За какие-нибудь три года он умудрился промотать все свои деньги, причем и мотал-то он их, можно сказать, бессмысленно, в компании самых ничтожных людей, охотников да лошадников, которые стояли много ниже его по положению. Ну, да это еще одно непременное свойство дурака. Дурак никогда не ищет общества человека умнее или способнее себя: нет, он знается с негодяями, пьет солод с грузчиками, словом, водит компанию с самым подлым людом.
Однажды утром в эту несчастную пору муж мне вдруг объявил, что понял, до какого он дошел ничтожества и что решил отправиться искать счастья, куда глаза глядят. Такое, впрочем, он говорил и раньше, и не один раз, в ответ на мои уговоры образумиться, покуда не поздно, и подумать о положении, в каком находится и сам он и его семья. И я уже не обращала внимания на эти его слова, считая, что они, как и все, что он говорит, не значат ровным счетом ничего. Иной раз, когда он заводил такой разговор, я, грешным делом, даже думала про себя: «Вот и хорошо, и поезжай с богом, а то ты нас всех с голоду уморишь».
И в самом деле, объявивши о своем уходе, он весь тот день оставался дома, да и ночевал дома тоже. Но на следующее утро он вскочил ни свет, ни заря и, как всегда, — когда созывал людей на охоту, стал дуть в валторну (так он именовал свой охотничий рожок).
Это был конец августа, когда еще светает довольно рано, часу в пятом. В этот-то час я и услышала, как он вышел со двора вместе с двумя слугами и затворил за собой ворота. Он ничего не сказал мне такого, чего бы не говорил обычно, отправляясь на охоту; я даже не встала с постели и тоже ничего особенного ему не сказала; когда он отъехал, я вновь уснула и поспала еще часа два.
Читатель, верно, удивится, когда я ему объявлю, что с той самой поры я ни разу больше не видела моего мужа. Мало того, я не получила от него ни одной весточки и ни о нем, ни о его двух слугах, ни даже о лошадях их так больше ничего и не слышала; мне не удалось узнать, ни что с ними случилось, ни куда, или хотя бы в какую сторону они отправились, что делали или что намеревались делать, — они словно сквозь землю провалились. Впрочем, впоследствии кое-что обнаружилось.

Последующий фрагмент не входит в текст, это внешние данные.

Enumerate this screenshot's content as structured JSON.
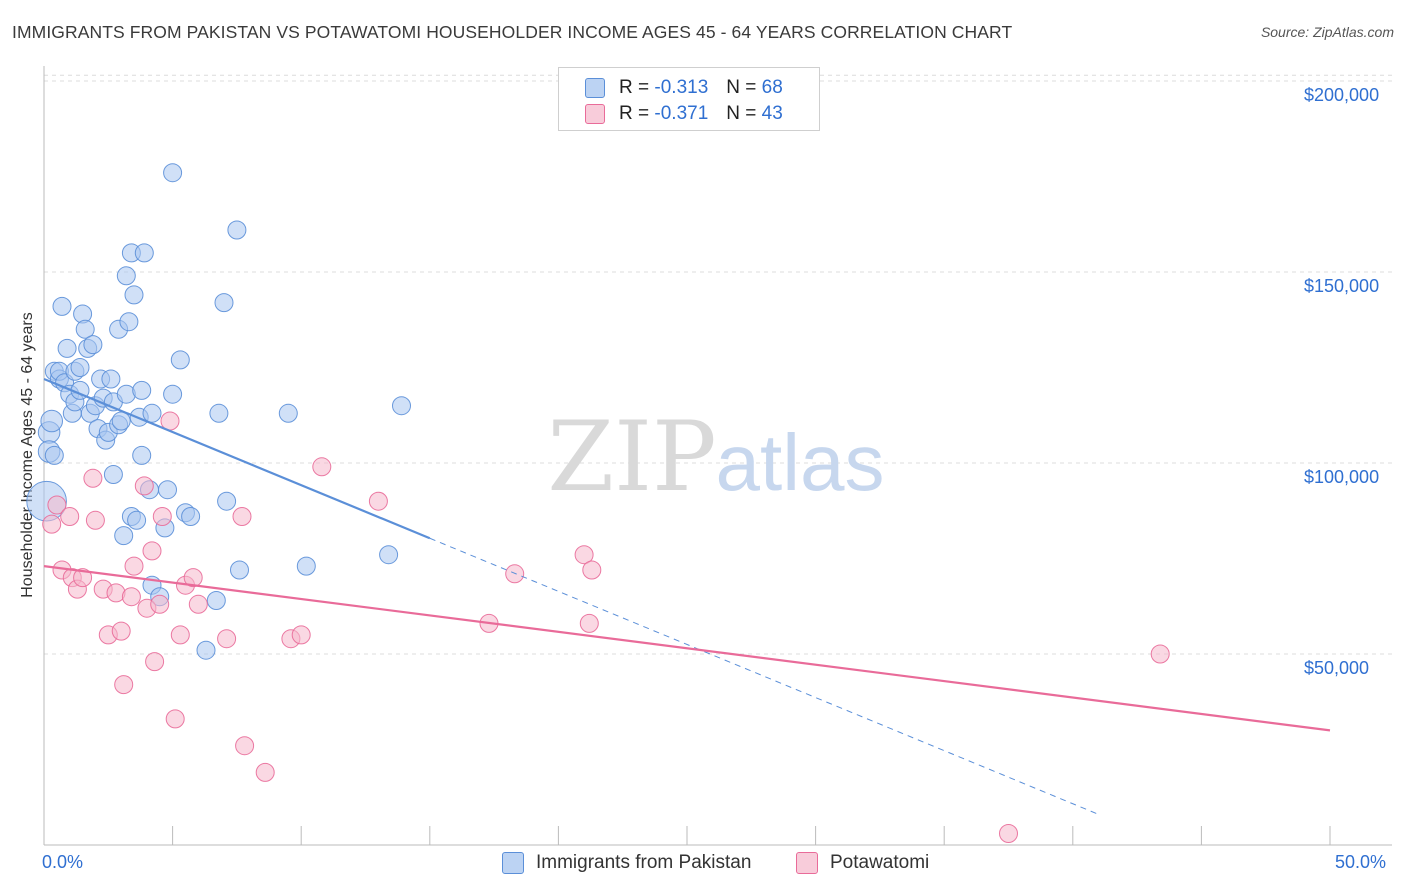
{
  "title": "IMMIGRANTS FROM PAKISTAN VS POTAWATOMI HOUSEHOLDER INCOME AGES 45 - 64 YEARS CORRELATION CHART",
  "source": "Source: ZipAtlas.com",
  "colors": {
    "blue": "#5b8fd8",
    "blue_fill": "#a9c6f0",
    "pink": "#e96b99",
    "pink_fill": "#f5b8cc",
    "tick_text": "#2f6fd1"
  },
  "legend": {
    "r_label": "R =",
    "n_label": "N =",
    "series": [
      {
        "r": "-0.313",
        "n": "68"
      },
      {
        "r": "-0.371",
        "n": "43"
      }
    ]
  },
  "watermark": {
    "zip": "ZIP",
    "atlas": "atlas"
  },
  "chart_data": {
    "type": "scatter",
    "title": "IMMIGRANTS FROM PAKISTAN VS POTAWATOMI HOUSEHOLDER INCOME AGES 45 - 64 YEARS CORRELATION CHART",
    "xlabel": "",
    "ylabel": "Householder Income Ages 45 - 64 years",
    "xlim": [
      0,
      50
    ],
    "ylim": [
      0,
      210000
    ],
    "x_tick_labels": [
      "0.0%",
      "50.0%"
    ],
    "y_ticks": [
      {
        "value": 50000,
        "label": "$50,000"
      },
      {
        "value": 100000,
        "label": "$100,000"
      },
      {
        "value": 150000,
        "label": "$150,000"
      },
      {
        "value": 200000,
        "label": "$200,000"
      }
    ],
    "series": [
      {
        "name": "Immigrants from Pakistan",
        "color": "#5b8fd8",
        "trend": {
          "x_start": 0,
          "y_start": 122000,
          "x_solid_end": 15,
          "x_dash_end": 41,
          "y_end_at_50": -17000
        },
        "points": [
          [
            0.1,
            90000,
            22
          ],
          [
            0.2,
            108000,
            12
          ],
          [
            0.2,
            103000,
            12
          ],
          [
            0.3,
            111000,
            12
          ],
          [
            0.4,
            102000,
            10
          ],
          [
            0.4,
            124000,
            10
          ],
          [
            0.6,
            122000,
            10
          ],
          [
            0.6,
            124000,
            10
          ],
          [
            0.7,
            141000,
            10
          ],
          [
            0.8,
            121000,
            10
          ],
          [
            0.9,
            130000,
            10
          ],
          [
            1.0,
            118000,
            10
          ],
          [
            1.1,
            113000,
            10
          ],
          [
            1.2,
            124000,
            10
          ],
          [
            1.2,
            116000,
            10
          ],
          [
            1.4,
            119000,
            10
          ],
          [
            1.4,
            125000,
            10
          ],
          [
            1.5,
            139000,
            10
          ],
          [
            1.6,
            135000,
            10
          ],
          [
            1.7,
            130000,
            10
          ],
          [
            1.8,
            113000,
            10
          ],
          [
            1.9,
            131000,
            10
          ],
          [
            2.0,
            115000,
            10
          ],
          [
            2.1,
            109000,
            10
          ],
          [
            2.2,
            122000,
            10
          ],
          [
            2.3,
            117000,
            10
          ],
          [
            2.4,
            106000,
            10
          ],
          [
            2.5,
            108000,
            10
          ],
          [
            2.6,
            122000,
            10
          ],
          [
            2.7,
            116000,
            10
          ],
          [
            2.7,
            97000,
            10
          ],
          [
            2.9,
            110000,
            10
          ],
          [
            2.9,
            135000,
            10
          ],
          [
            3.0,
            111000,
            10
          ],
          [
            3.1,
            81000,
            10
          ],
          [
            3.2,
            118000,
            10
          ],
          [
            3.2,
            149000,
            10
          ],
          [
            3.3,
            137000,
            10
          ],
          [
            3.4,
            155000,
            10
          ],
          [
            3.4,
            86000,
            10
          ],
          [
            3.5,
            144000,
            10
          ],
          [
            3.6,
            85000,
            10
          ],
          [
            3.7,
            112000,
            10
          ],
          [
            3.8,
            119000,
            10
          ],
          [
            3.8,
            102000,
            10
          ],
          [
            3.9,
            155000,
            10
          ],
          [
            4.1,
            93000,
            10
          ],
          [
            4.2,
            68000,
            10
          ],
          [
            4.2,
            113000,
            10
          ],
          [
            4.5,
            65000,
            10
          ],
          [
            4.7,
            83000,
            10
          ],
          [
            4.8,
            93000,
            10
          ],
          [
            5.0,
            118000,
            10
          ],
          [
            5.0,
            176000,
            10
          ],
          [
            5.3,
            127000,
            10
          ],
          [
            5.5,
            87000,
            10
          ],
          [
            5.7,
            86000,
            10
          ],
          [
            6.3,
            51000,
            10
          ],
          [
            6.7,
            64000,
            10
          ],
          [
            6.8,
            113000,
            10
          ],
          [
            7.0,
            142000,
            10
          ],
          [
            7.1,
            90000,
            10
          ],
          [
            7.5,
            161000,
            10
          ],
          [
            7.6,
            72000,
            10
          ],
          [
            9.5,
            113000,
            10
          ],
          [
            10.2,
            73000,
            10
          ],
          [
            13.4,
            76000,
            10
          ],
          [
            13.9,
            115000,
            10
          ]
        ]
      },
      {
        "name": "Potawatomi",
        "color": "#e96b99",
        "trend": {
          "x_start": 0,
          "y_start": 73000,
          "x_end": 50,
          "y_end": 30000
        },
        "points": [
          [
            0.3,
            84000,
            10
          ],
          [
            0.5,
            89000,
            10
          ],
          [
            0.7,
            72000,
            10
          ],
          [
            1.0,
            86000,
            10
          ],
          [
            1.1,
            70000,
            10
          ],
          [
            1.3,
            67000,
            10
          ],
          [
            1.5,
            70000,
            10
          ],
          [
            1.9,
            96000,
            10
          ],
          [
            2.0,
            85000,
            10
          ],
          [
            2.3,
            67000,
            10
          ],
          [
            2.5,
            55000,
            10
          ],
          [
            2.8,
            66000,
            10
          ],
          [
            3.0,
            56000,
            10
          ],
          [
            3.1,
            42000,
            10
          ],
          [
            3.4,
            65000,
            10
          ],
          [
            3.5,
            73000,
            10
          ],
          [
            3.9,
            94000,
            10
          ],
          [
            4.0,
            62000,
            10
          ],
          [
            4.2,
            77000,
            10
          ],
          [
            4.3,
            48000,
            10
          ],
          [
            4.5,
            63000,
            10
          ],
          [
            4.6,
            86000,
            10
          ],
          [
            4.9,
            111000,
            10
          ],
          [
            5.1,
            33000,
            10
          ],
          [
            5.3,
            55000,
            10
          ],
          [
            5.5,
            68000,
            10
          ],
          [
            5.8,
            70000,
            10
          ],
          [
            6.0,
            63000,
            10
          ],
          [
            7.1,
            54000,
            10
          ],
          [
            7.7,
            86000,
            10
          ],
          [
            7.8,
            26000,
            10
          ],
          [
            8.6,
            19000,
            10
          ],
          [
            9.6,
            54000,
            10
          ],
          [
            10.0,
            55000,
            10
          ],
          [
            10.8,
            99000,
            10
          ],
          [
            13.0,
            90000,
            10
          ],
          [
            17.3,
            58000,
            10
          ],
          [
            18.3,
            71000,
            10
          ],
          [
            21.0,
            76000,
            10
          ],
          [
            21.2,
            58000,
            10
          ],
          [
            21.3,
            72000,
            10
          ],
          [
            37.5,
            3000,
            10
          ],
          [
            43.4,
            50000,
            10
          ]
        ]
      }
    ]
  },
  "bottom_legend": [
    {
      "label": "Immigrants from Pakistan"
    },
    {
      "label": "Potawatomi"
    }
  ]
}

Первые двое суток его отсутствие меня ничуть не удивляло, да и первые две недели тоже Я не очень беспокоилась; если бы с ними приключилась какая беда, говорила я себе, я бы о том узнала незамедлительно; а взяв в соображение еще и то, что при муже находилось двое слуг и три лошади, допустить, что все они — и люди, и животные — пропали без вести, было и в самом деле слишком уж невероятно.
Можете, однако, вообразить мою тревогу, когда прошла неделя, другая, месяц, два месяца и так далее, а о муже — ни слуху, ни духу! Я крепко задумалась о своей дальнейшей жизни: пятеро детей и — ни гроша денег на их пропитание, если не считать тех семидесяти фунтов наличными, какие у меня еще оставались, да кое-каких ценных вещиц; правда, продав их, я могла бы выручить немалую сумму, но и ее не хватило бы на сколько-нибудь продолжительный срок.
Я не знала, что делать, к кому обратиться за советом и помощью; оставаться в доме, в котором мы жили, было невозможно — очень уж высока была плата, покинуть же его, не имея на то распоряжения от мужа, который мог вдруг вернуться, я тоже не решалась. Я была в полном смятении и совсем упала духом.
В таком-то унынии прошел почти год. У мужа были две сестры, обе семейные, жившие в полном достатке; были у него и другие родственники. Полагая, что они не захотят оставить меня в беде, я часто подсылала к ним узнать, нет ли у них каких вестей о моем бродяге. Однако все они дружно отвечали, что ничего о нем не знают. Я им, видно, сильно надоела своими приставаниями, что они мне и давали понять, раз от разу все более нелюбезно встречая служанку, которую я к ним посылала.
От такой обиды на душе у меня делалось еще горше; моим единственным прибежищем были слезы, ибо не было у меня ни одного близкого человека. Я забыла сказать, что месяцев за шесть или за семь до того, как меня бросил муж, над моим братом разразилась та самая беда, о которой я упоминала ранее, а именно — он обанкротился, попал за долги в тюрьму и — что хуже, — как я о том узнала с великим сокрушением, ему предстояло после того, как он достигнет согласия со своими кредиторами, выйти из нее чуть ли не нищим.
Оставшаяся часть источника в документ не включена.